Sport | Bundesliga
27.11.2017

Kein Videobeweis beim Schlager Rapid-Salzburg

Der vierte Offizielle konnte das Handspiel des Rapidlers Kvilitaia gegen Salzburg nicht im TV gesehen haben.

Viel besser hätten die vergangenen acht Tage für Salzburg nicht laufen können. Zunächst stürzte der Serienmeister Sturm mit einem 5:0 von der Bundesligaspitze, dann wurde mit dem 3:0 gegen Guimaraes vorzeitig den Einzug ins Europa-League-Sechzehntelfinale fixierte und schließlich gab es am Sonntag gegen Rapid einen 3:2-Auswärtssieg, der aus einem möglichen Dreikampf um den Meistertitel vorerst einen Zweikampf machte.

Nur Sturm ist mit zwei Punkten Rückstand auf den Fersen, Rapid hat hingegen trotz elf Pflichtspielen und fünf europäischer Auswärtsreisen weniger als Salzburg nun schon acht Punkte Rückstand auf Platz eins.

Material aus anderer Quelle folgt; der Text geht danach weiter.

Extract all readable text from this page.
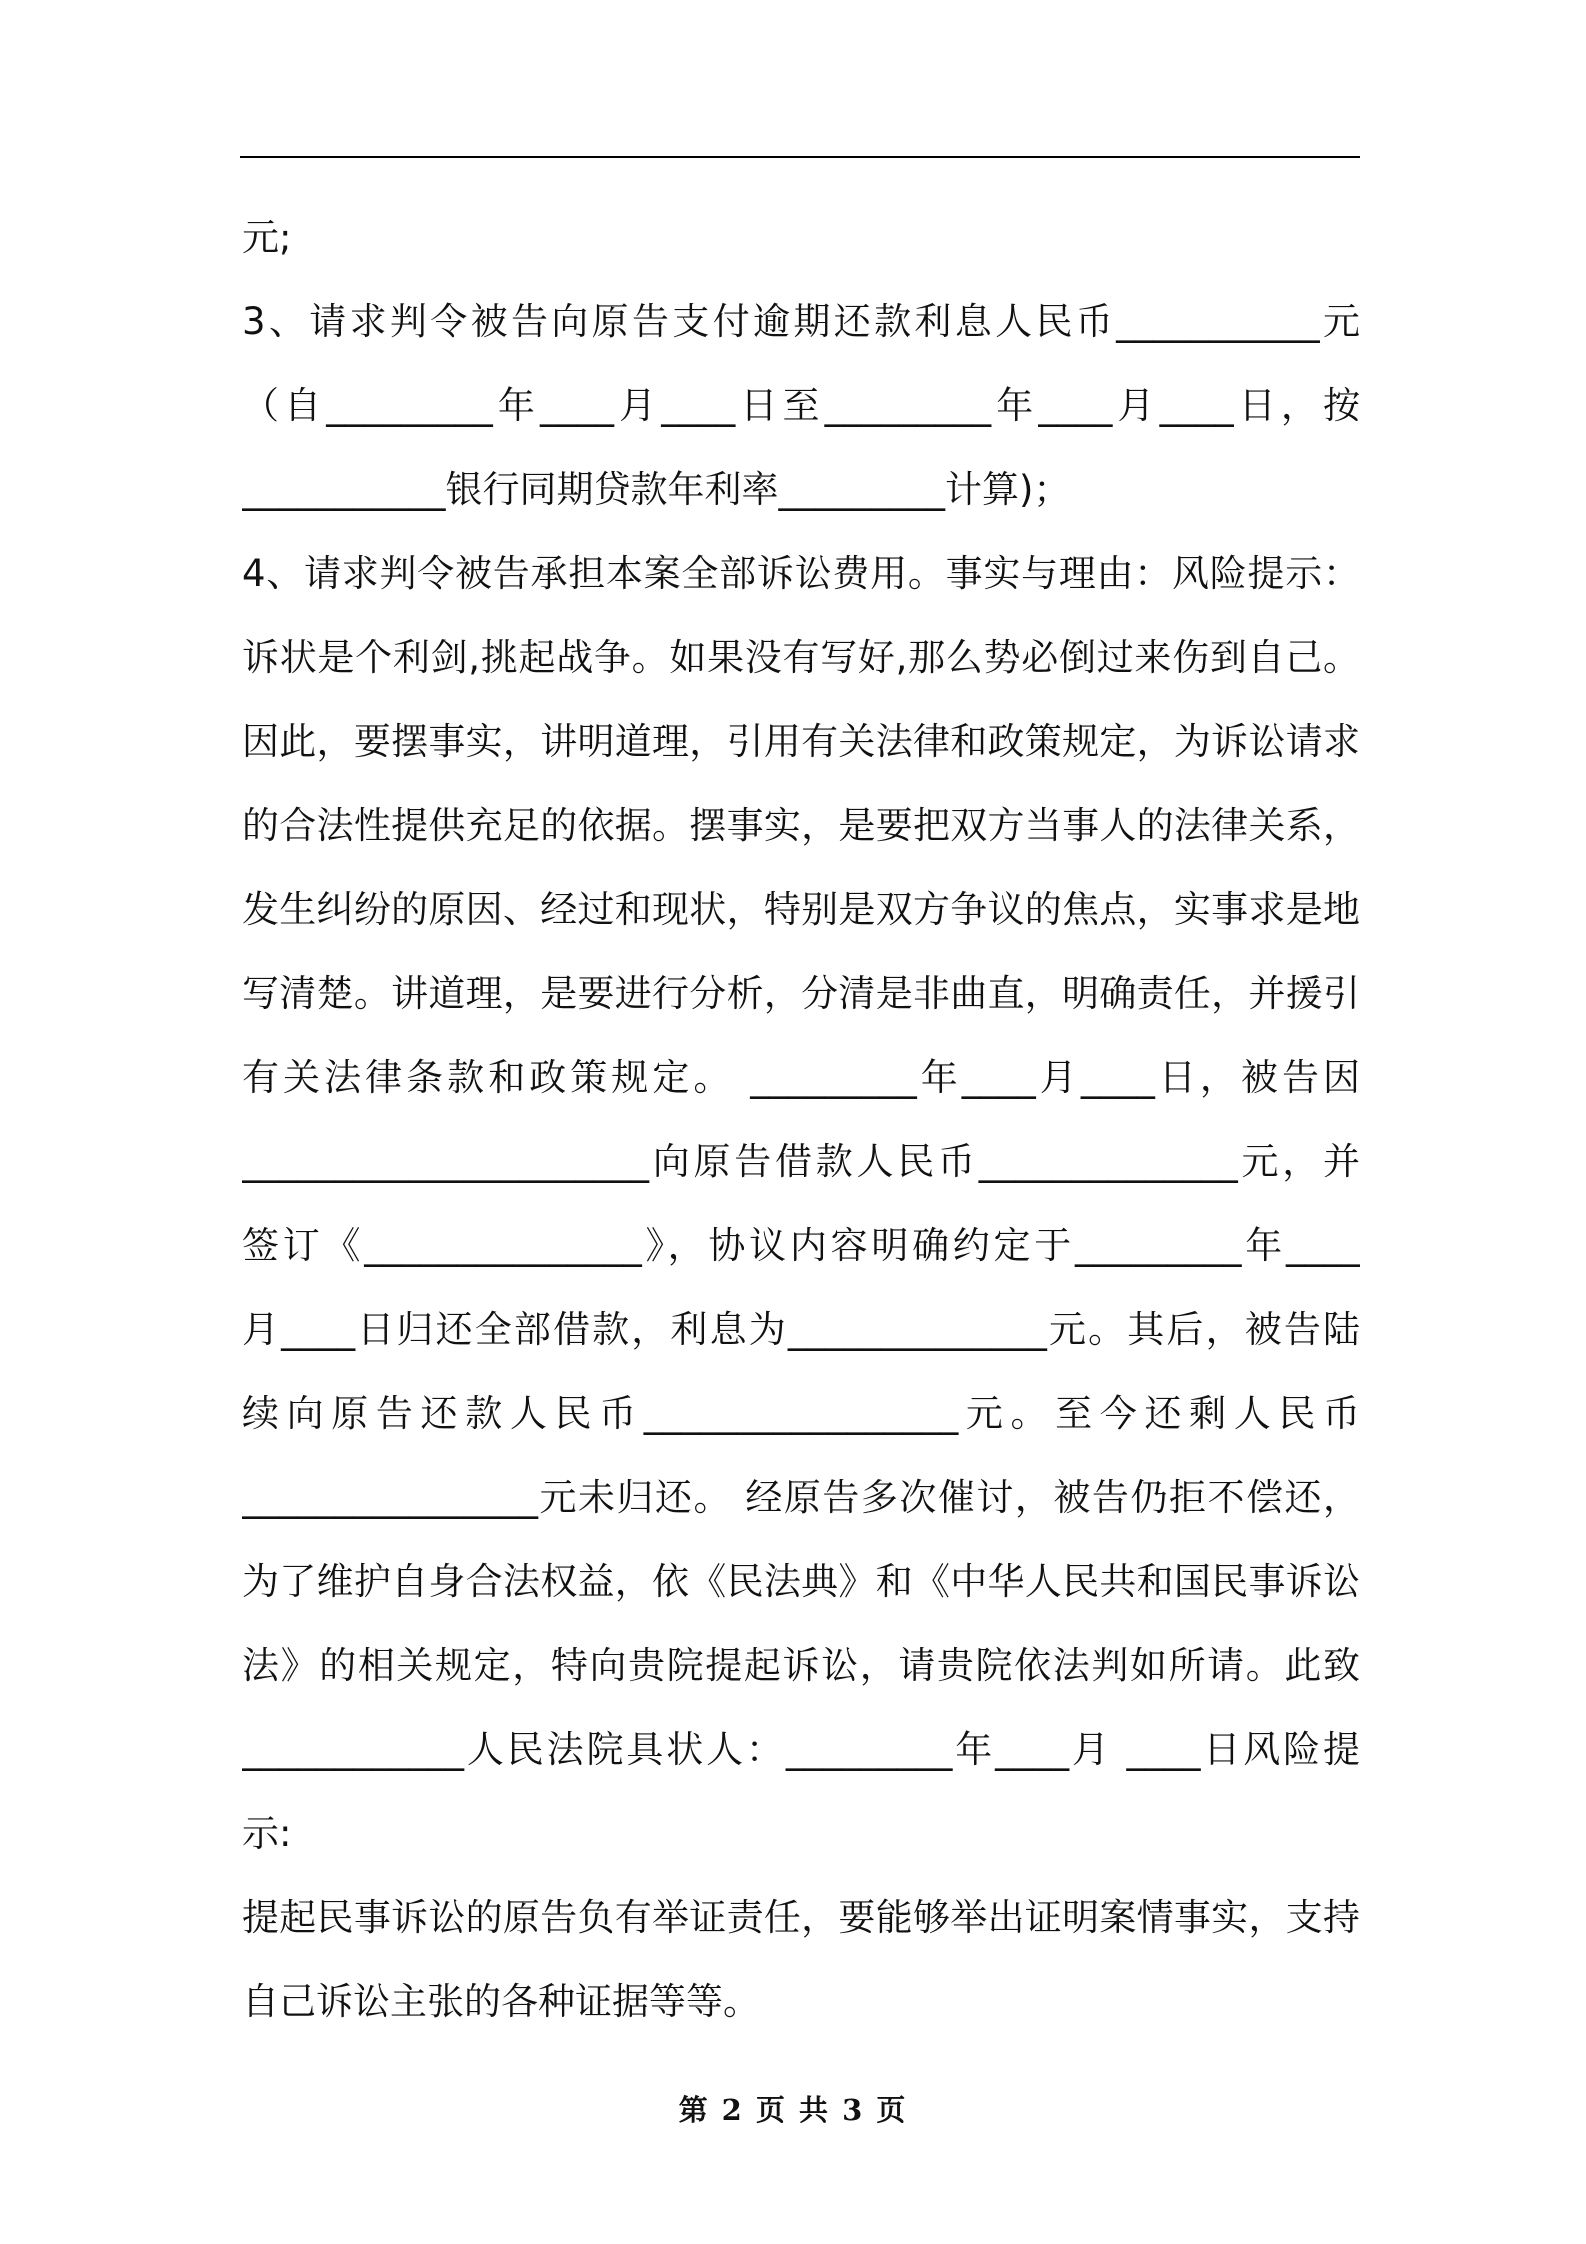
元;
3、请求判令被告向原告支付逾期还款利息人民币___________元
（自_________年____月____日至_________年____月____日，按
___________银行同期贷款年利率_________计算)；
4、请求判令被告承担本案全部诉讼费用。事实与理由：风险提示：
诉状是个利剑,挑起战争。如果没有写好,那么势必倒过来伤到自己。
因此，要摆事实，讲明道理，引用有关法律和政策规定，为诉讼请求
的合法性提供充足的依据。摆事实，是要把双方当事人的法律关系，
发生纠纷的原因、经过和现状，特别是双方争议的焦点，实事求是地
写清楚。讲道理，是要进行分析，分清是非曲直，明确责任，并援引
有关法律条款和政策规定。 _________年____月____日，被告因
______________________向原告借款人民币______________元，并
签订《_______________》，协议内容明确约定于_________年____
月____日归还全部借款，利息为______________元。其后，被告陆
续向原告还款人民币_________________元。至今还剩人民币
________________元未归还。 经原告多次催讨，被告仍拒不偿还，
为了维护自身合法权益，依《民法典》和《中华人民共和国民事诉讼
法》的相关规定，特向贵院提起诉讼，请贵院依法判如所请。此致
____________人民法院具状人：_________年____月 ____日风险提
示:
提起民事诉讼的原告负有举证责任，要能够举出证明案情事实，支持
自己诉讼主张的各种证据等等。
第 2 页 共 3 页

In fünf Spielminuten entschied Salzburg am Sonntag die Partie, machte aus einem 0:1 ein 3:1. "Wir haben die ersten sechs, sieben Minuten nach der Pause total verschlafen, da waren wir orientierungslos", erklärte Rapid-Trainer Goran Djuricin.

"Das restliche Spiel waren wir ganz stark. Es war wichtig, nicht nur dagegengehalten zu haben, sondern agiert zu haben in den meisten Phasen. Die Entwicklung geht gut weiter." Dennoch blieb ein schaler Beigeschmack. "Wir sind für den Aufwand nicht belohnt, aber für jede Kleinigkeit bestraft worden."

"Der Schiedsrichter ist ein armes Schwein"

Vielleicht wäre die Partie anders gelaufen, hätte Paulo Miranda in der Anfangsphase bei seinem Foul an Philipp Schobesberger von Referee Markus Hameter nicht Gelb, sondern Rot gesehen. Das Regelwerk hätte beides gedeckt. "Der Schiedsrichter ist ein armes Schwein. Eine Seite sagt immer schlecht, die andere gut, deswegen schaue ich, dass ich neutral bleibe", betonte Djuricin. Die Leistung des Unparteiischen sei "okay" gewesen.

Hameter stand auch im Mittelpunkt, als er mit seinem Assistenten beim vermeintlichen 3:3 für Rapid das Handspiel von Giorgi Kvilitaia nicht erkannte. Erst auf Intervention des vierten Offiziellen Dieter Muckenhammer wurde der ursprünglich gegebene Treffer noch aberkannt.

Muckenhammer hatte dabei jedoch nicht auf den – in Österreich noch nicht eingeführten – Videobeweis zurückgegriffen, sondern die Situation mit freiem Auge erkannt. Als das Tor zurückgenommen wurde, hatte die TV-Produktion noch keine Zeitlupe der Szene gesendet, weshalb der vierte Offizielle die Fernsehbilder nicht gesehen haben konnte.

So stand am Schluss das Fazit, dass Rapid nun schon bereits seit zehn Partien gegen Salzburg auf einen Sieg wartet. Vom Ziel, auf Augenhöhe mit dem Liga-Krösus zu kommen, sind die Hütteldorfer weiterhin ein schönes Stück entfernt.